当事業年度の研究開発活動は、バルブ事業関連につきましては、脱炭素社会に貢献すべく、エネルギー市場での液体水素・LNGインフラ向けバルブの拡充、産業ガス市場での空気分離装置用バルブ、及びクリーン市場(半導体・ファインケミカル・真空・食品)向けバルブの開発に重点を置き、更にそれらのバルブ技術を活用し食品機械分野の開発も持続開発してまいりました。

また、アグリ事業分野においては、醸造設備の開発に向けて、葡萄栽培や醸造所新設の取り組み、さらには、きくらげの栽培研究を引き続き実施しました。

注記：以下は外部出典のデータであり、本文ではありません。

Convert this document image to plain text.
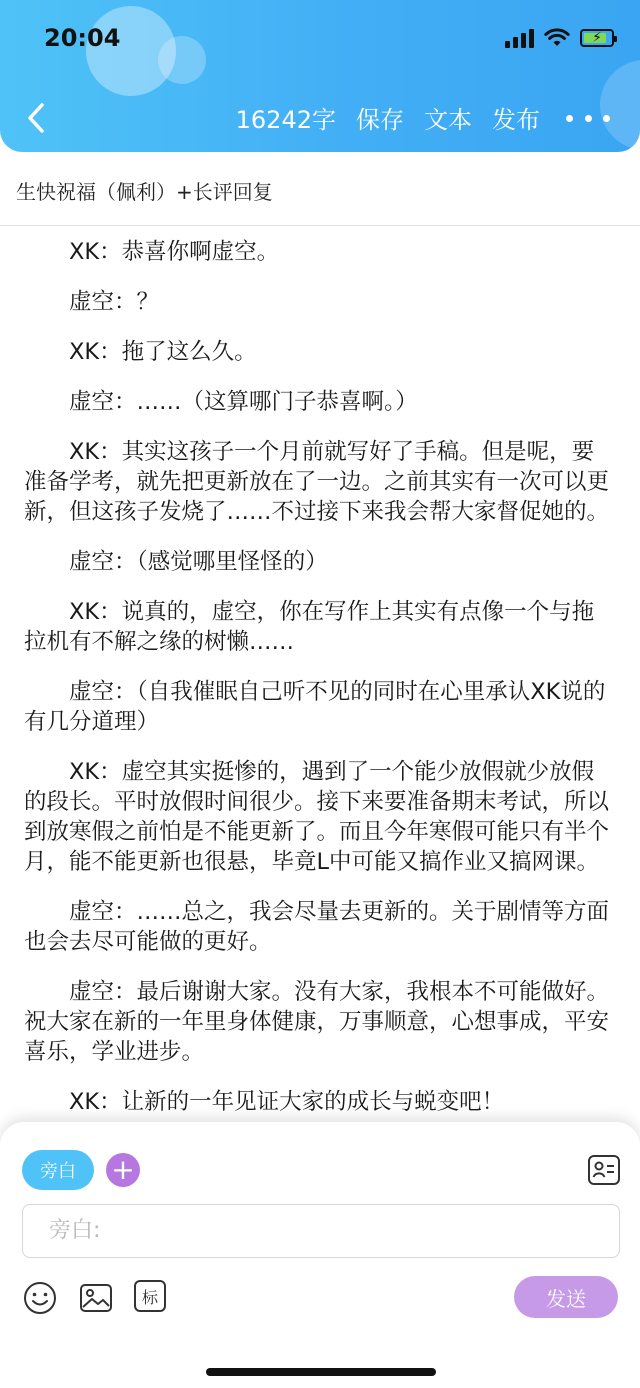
20:04	⚡
16242字 保存 文本 发布
生快祝福（佩利）+长评回复

XK：恭喜你啊虚空。

虚空：？

XK：拖了这么久。

虚空：……（这算哪门子恭喜啊。）

XK：其实这孩子一个月前就写好了手稿。但是呢，要准备学考，就先把更新放在了一边。之前其实有一次可以更新，但这孩子发烧了……不过接下来我会帮大家督促她的。

虚空：（感觉哪里怪怪的）

XK：说真的，虚空，你在写作上其实有点像一个与拖拉机有不解之缘的树懒……

虚空：（自我催眠自己听不见的同时在心里承认XK说的有几分道理）

XK：虚空其实挺惨的，遇到了一个能少放假就少放假的段长。平时放假时间很少。接下来要准备期末考试，所以到放寒假之前怕是不能更新了。而且今年寒假可能只有半个月，能不能更新也很悬，毕竟L中可能又搞作业又搞网课。

虚空：……总之，我会尽量去更新的。关于剧情等方面也会去尽可能做的更好。

虚空：最后谢谢大家。没有大家，我根本不可能做好。祝大家在新的一年里身体健康，万事顺意，心想事成，平安喜乐，学业进步。

XK：让新的一年见证大家的成长与蜕变吧！

旁白	+
旁白:
标	发送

具体的な取り組みは下記のとおりです。

 

当事業年度における研究開発活動

①液体水素用バルブにおいては、サイズ40A、50A開発を終了し、15A~50Aまでのラインナップを品揃えする事が出来ました。

②LNG燃料船用高圧バルブの開発においては、サイズ25A以下につきまして実証プラントでの採用に至り、現在はサイズ40A,50Aを開発中でほぼ完了にめどが立っております。

③産業ガス市場向けバルブとしては、産業ガスを含めLNGまで使用可能な低温用液面計元弁の開発が終了し、また空気分離装置用バルブとして、計装用低温グローブバルブ、コールドボックス用超ロングボンネットグローブバルブの開発を終了し量産移行中であります。

④クリーン市場向けバルブとしては、主に半導体市場ユーティリティ向けとして食い込み継手付きボールバルブの開発を終了し、更にクリーン市場全般(半導体・ファインケミカル・真空・食品)向けの各種ボールバルブの開発もほぼ終了し現在は量産移行にむけての段階にきております。

⑤食品機械分野におきましは、ユーザーの要望に対応したワインろ過機の継続開発、その他ワイン醸造関連機械の開発を進めており、搾汁機の開発はほぼ終了し、バレルクリーナー、除梗機の研究を行っています。このほか、食品工場向けを含めた各種用途向けのミストノズルの内製化を推進中であります。

 

 当事業年度中に支出した研究開発費の総額は281,473千円であります。